Add the WordPress frontend component

  1. Click Add Service again and select Stateless Service this time. Enter the name wordpress and click Next.


  2. Similar to the step above, click Add Container Image, enter wordpress:4.8-apache in the search box, press Enter and click Use Default Ports.


  3. Scroll down to Environment Variables and click Use ConfigMap or Secret. Two environment variables need to be added here. Enter the values according to the screenshot below.

    • For WORDPRESS_DB_PASSWORD, choose wordpress-secret and WORDPRESS_DB_PASSWORD created in Task 1.

    • Click Add Environment Variable, and enter WORDPRESS_DB_HOST and mysql for the key and value.


    For the second environment variable added here, the value must be exactly the same as the name you set for MySQL in step 5. Otherwise, Wordpress cannot connect to the corresponding database of MySQL.


    Click to save it and Next to continue.

  4. In Mount Volumes, click Add Volume and select Choose an existing volume.



  5. Select wordpress-pvc created in the previous step, set the mode as ReadAndWrite, and input /var/www/html as its mount path. Click to save it and Next to continue.


  6. In Advanced Settings, you can click Add directly or select other options based on your needs.


  7. The frontend component is also set now. Click Next to continue.


  8. You can set route rules (Ingress) here or click Create directly.


  9. The app will display in the list below after you create it.


Step 4: Verify resources

In Workloads, check the status of wordpress-v1 and mysql-v1 in Deployments and StatefulSets respectively.
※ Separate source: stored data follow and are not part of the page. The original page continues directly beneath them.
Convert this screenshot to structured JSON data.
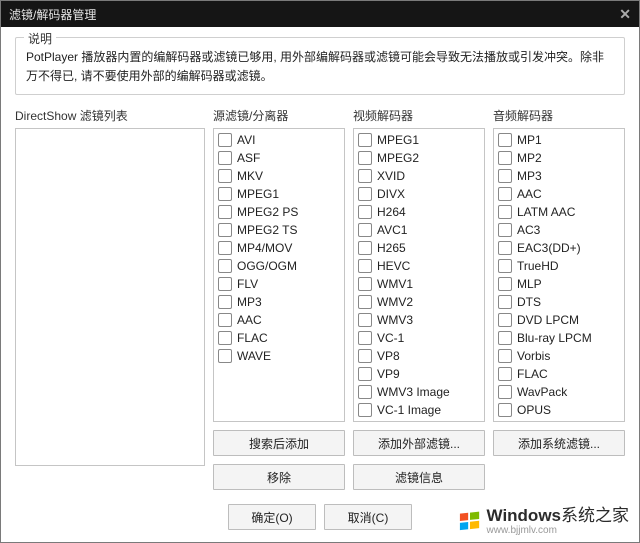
{
  "window": {
    "title": "滤镜/解码器管理"
  },
  "description": {
    "legend": "说明",
    "text": "PotPlayer 播放器内置的编解码器或滤镜已够用, 用外部编解码器或滤镜可能会导致无法播放或引发冲突。除非万不得已, 请不要使用外部的编解码器或滤镜。"
  },
  "columns": {
    "directshow": {
      "header": "DirectShow 滤镜列表"
    },
    "source": {
      "header": "源滤镜/分离器"
    },
    "video": {
      "header": "视频解码器"
    },
    "audio": {
      "header": "音频解码器"
    }
  },
  "source_items": [
    "AVI",
    "ASF",
    "MKV",
    "MPEG1",
    "MPEG2 PS",
    "MPEG2 TS",
    "MP4/MOV",
    "OGG/OGM",
    "FLV",
    "MP3",
    "AAC",
    "FLAC",
    "WAVE"
  ],
  "video_items": [
    "MPEG1",
    "MPEG2",
    "XVID",
    "DIVX",
    "H264",
    "AVC1",
    "H265",
    "HEVC",
    "WMV1",
    "WMV2",
    "WMV3",
    "VC-1",
    "VP8",
    "VP9",
    "WMV3 Image",
    "VC-1 Image"
  ],
  "audio_items": [
    "MP1",
    "MP2",
    "MP3",
    "AAC",
    "LATM AAC",
    "AC3",
    "EAC3(DD+)",
    "TrueHD",
    "MLP",
    "DTS",
    "DVD LPCM",
    "Blu-ray LPCM",
    "Vorbis",
    "FLAC",
    "WavPack",
    "OPUS"
  ],
  "buttons": {
    "search_add": "搜索后添加",
    "add_external": "添加外部滤镜...",
    "add_system": "添加系统滤镜...",
    "remove": "移除",
    "filter_info": "滤镜信息",
    "ok": "确定(O)",
    "cancel": "取消(C)"
  },
  "watermark": {
    "brand_bold": "Windows",
    "brand_rest": "系统之家",
    "url": "www.bjjmlv.com"
  }
}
If they are running as shown in the image below, it means WordPress has been created successfully.



Step 5: Access WordPress through a NodePort

  1. To access the Service outside the cluster, navigate to Services first. Click the three dots on the right of wordpress and select Edit Internet Access.


  2. Select NodePort for Access Method and click OK.


  3. Click the Service and you can see the port is exposed.


  4. Access this application at {Node IP}:{NodePort} and you can see an image as below:



    Make sure the port is opened in your security groups before you access the Service.